I don’t blame Obama’s lack of passion on his largely overrated intellect. I blame his lack of passion on a lack of coherent ideas — or, if anything, ideas that are totally at odds with American interests.
Obama is a negligent leader. Yet he’s not as unpopular as he deserves to be. His negligence, apathy and aloof coldness finally became too much for most of his ardent supporters. But what does it say about Americans who don’t see his whole presidency as the travesty — and ultimately the danger — that it actually is?
Joe Biden has condemned former cabinet members for daring to publicly criticize their former boss. This is the same man who refers to opponents of Obama’s health care plan as “terrorists.” Freedom of speech and tolerating dissension are not what he’s known for, any more than his boss.
Yet Obama doesn’t need people like his former Defense Secretary to show us how ruefully inept he is. All you have to do is read the headlines and watch what’s happening before our very eyes. Or observe his petulant arrogance, the kind of attitude you see in a young child who’s in over his head and mad for having it pointed out.

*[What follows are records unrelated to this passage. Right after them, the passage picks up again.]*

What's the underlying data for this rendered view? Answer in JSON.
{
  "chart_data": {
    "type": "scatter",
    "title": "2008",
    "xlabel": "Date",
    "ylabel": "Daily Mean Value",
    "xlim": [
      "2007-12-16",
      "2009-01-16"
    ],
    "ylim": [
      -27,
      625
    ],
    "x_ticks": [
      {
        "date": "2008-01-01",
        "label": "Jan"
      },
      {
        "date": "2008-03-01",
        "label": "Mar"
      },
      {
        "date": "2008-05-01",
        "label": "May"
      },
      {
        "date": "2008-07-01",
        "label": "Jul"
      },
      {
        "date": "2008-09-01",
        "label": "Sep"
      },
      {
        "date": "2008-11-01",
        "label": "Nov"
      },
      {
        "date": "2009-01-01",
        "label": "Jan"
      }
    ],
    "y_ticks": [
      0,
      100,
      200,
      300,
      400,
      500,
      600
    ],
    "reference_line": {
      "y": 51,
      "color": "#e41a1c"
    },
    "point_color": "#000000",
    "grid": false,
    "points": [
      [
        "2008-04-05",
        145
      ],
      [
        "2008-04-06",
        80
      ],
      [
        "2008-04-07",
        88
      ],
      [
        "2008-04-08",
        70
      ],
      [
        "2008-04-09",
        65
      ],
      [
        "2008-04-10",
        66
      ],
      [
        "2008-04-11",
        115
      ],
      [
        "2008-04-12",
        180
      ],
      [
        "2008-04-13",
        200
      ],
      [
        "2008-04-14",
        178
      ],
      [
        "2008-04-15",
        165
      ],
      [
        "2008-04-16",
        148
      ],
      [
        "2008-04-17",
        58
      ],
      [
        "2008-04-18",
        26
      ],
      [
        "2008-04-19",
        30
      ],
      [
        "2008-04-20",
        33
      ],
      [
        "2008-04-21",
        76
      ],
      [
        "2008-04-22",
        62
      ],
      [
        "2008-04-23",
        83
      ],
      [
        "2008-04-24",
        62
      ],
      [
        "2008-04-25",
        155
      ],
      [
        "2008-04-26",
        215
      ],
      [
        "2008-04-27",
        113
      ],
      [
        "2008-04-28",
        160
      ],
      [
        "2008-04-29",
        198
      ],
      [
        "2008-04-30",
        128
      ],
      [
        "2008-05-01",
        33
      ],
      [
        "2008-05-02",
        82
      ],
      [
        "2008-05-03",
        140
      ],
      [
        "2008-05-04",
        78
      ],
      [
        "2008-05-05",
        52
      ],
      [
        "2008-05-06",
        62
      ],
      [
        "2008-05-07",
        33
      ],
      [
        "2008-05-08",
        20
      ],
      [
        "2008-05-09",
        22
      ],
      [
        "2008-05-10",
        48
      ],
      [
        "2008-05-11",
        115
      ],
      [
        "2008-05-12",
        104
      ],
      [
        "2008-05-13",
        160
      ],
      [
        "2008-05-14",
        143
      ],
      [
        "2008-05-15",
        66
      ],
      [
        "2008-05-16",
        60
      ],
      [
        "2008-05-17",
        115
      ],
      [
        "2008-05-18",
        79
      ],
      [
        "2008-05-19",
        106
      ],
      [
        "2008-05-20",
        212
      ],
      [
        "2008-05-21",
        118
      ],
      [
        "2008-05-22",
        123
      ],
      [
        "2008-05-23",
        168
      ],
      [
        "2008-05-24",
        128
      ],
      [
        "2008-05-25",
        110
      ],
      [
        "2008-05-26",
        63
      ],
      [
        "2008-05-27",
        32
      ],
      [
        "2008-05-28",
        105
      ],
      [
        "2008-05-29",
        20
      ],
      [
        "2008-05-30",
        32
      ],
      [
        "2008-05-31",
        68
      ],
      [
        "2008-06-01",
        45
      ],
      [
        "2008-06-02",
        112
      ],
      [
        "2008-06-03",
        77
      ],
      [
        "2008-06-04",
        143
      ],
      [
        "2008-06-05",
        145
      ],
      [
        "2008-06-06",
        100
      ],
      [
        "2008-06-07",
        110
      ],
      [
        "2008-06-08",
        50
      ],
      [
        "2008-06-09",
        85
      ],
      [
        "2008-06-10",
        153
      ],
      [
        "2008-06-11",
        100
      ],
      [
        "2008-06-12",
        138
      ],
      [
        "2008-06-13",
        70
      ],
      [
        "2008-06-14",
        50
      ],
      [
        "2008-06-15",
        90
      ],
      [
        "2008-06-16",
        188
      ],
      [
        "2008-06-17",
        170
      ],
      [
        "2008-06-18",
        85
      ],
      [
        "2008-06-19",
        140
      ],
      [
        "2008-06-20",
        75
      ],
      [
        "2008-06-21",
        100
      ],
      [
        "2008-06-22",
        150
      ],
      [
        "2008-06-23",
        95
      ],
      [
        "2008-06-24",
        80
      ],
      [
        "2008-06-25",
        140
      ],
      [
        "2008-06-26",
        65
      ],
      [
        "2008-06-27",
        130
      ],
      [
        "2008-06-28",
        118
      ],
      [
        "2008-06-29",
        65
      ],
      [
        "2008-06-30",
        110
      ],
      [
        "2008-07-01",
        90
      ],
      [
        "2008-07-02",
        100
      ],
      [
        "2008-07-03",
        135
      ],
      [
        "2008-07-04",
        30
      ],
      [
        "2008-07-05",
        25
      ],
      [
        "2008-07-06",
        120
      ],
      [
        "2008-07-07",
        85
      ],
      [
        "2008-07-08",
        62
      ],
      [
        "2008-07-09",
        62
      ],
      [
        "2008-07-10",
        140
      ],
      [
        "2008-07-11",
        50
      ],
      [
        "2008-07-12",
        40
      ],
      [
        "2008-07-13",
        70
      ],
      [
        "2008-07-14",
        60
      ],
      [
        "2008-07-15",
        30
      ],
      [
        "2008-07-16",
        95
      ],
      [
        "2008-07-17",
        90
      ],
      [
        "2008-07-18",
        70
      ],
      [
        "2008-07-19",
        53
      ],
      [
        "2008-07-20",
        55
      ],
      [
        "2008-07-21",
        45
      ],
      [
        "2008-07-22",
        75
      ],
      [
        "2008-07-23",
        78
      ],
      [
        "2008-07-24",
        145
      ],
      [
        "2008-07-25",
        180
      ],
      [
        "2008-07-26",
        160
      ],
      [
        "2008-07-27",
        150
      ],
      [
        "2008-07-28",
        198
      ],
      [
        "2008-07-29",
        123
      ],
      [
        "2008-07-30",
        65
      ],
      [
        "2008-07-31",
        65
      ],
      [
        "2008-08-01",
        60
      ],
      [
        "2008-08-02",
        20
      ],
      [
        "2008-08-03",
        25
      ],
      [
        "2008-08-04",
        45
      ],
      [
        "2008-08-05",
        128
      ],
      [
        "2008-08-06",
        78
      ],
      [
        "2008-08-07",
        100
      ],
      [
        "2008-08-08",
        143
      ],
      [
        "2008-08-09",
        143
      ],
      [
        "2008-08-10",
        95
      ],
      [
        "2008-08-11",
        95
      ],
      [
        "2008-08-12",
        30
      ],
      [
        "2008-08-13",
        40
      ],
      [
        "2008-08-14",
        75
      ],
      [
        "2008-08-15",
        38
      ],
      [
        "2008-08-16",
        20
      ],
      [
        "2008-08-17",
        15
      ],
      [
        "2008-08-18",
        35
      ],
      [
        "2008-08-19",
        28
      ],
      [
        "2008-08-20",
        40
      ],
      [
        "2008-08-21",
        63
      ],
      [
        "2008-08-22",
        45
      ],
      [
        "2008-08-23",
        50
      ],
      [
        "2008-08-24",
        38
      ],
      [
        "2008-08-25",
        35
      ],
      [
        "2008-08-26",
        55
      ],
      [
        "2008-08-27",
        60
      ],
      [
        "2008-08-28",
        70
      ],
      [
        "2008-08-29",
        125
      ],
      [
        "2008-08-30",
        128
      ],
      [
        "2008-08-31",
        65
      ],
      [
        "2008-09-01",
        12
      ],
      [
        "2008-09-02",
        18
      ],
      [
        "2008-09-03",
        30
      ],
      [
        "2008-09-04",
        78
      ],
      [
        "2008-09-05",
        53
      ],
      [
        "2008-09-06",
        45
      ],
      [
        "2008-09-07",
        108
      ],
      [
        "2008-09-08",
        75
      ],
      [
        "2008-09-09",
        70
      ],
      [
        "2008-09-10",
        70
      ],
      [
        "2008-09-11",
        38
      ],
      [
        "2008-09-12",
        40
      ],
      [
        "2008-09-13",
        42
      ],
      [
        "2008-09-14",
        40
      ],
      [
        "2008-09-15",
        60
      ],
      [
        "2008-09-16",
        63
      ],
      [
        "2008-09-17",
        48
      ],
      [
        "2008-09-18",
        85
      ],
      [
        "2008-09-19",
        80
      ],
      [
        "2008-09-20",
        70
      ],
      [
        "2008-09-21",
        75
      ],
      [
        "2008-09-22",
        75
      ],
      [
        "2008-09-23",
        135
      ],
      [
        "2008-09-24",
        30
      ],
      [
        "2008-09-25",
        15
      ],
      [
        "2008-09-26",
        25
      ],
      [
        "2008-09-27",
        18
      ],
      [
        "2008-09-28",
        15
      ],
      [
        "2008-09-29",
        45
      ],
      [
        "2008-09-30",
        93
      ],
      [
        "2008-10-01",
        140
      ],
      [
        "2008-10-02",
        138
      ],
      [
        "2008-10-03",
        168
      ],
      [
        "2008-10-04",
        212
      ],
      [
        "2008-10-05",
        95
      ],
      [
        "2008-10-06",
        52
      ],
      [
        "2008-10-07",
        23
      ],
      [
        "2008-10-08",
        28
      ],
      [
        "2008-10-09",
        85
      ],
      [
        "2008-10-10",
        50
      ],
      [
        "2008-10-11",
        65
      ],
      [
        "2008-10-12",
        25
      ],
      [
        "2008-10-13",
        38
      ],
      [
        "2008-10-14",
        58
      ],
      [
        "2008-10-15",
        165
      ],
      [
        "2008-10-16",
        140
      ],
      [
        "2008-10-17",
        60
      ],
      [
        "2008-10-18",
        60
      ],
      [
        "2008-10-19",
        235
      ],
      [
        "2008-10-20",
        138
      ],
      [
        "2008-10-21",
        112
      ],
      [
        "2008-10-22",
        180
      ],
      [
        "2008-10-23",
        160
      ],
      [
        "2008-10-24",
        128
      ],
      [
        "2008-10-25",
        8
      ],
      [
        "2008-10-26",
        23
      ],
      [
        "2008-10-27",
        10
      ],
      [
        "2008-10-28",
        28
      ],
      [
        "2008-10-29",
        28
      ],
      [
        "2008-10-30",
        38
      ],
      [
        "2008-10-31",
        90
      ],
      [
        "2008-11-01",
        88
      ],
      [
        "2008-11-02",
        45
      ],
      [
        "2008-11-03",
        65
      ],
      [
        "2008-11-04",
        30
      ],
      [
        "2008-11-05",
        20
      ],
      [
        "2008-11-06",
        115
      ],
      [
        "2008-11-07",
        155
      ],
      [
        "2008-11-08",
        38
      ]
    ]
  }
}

Biden insists there’s no “elephant in the living room.” There plainly is. A majority of Americans put that elephant there. My question to those who did is, “So what now?” That’s my question for people like Leon Panetta, too, since they once supported and worked for him.
Obama is everything that his critics and former associates say he is — and much worse. But we can’t blame this all on Obama. His negligence in office is the manifestation of a sad, and disturbing, negligence that ultimately resides in the hearts and minds of the people themselves, about their own country and (supposedly) most cherished freedoms. Obama, playing golf as the country falls apart, represents the same mentality that sank the Titanic: pure hubris.
It never had to be so, and in order to get a course reversal we all have to demand and expect one.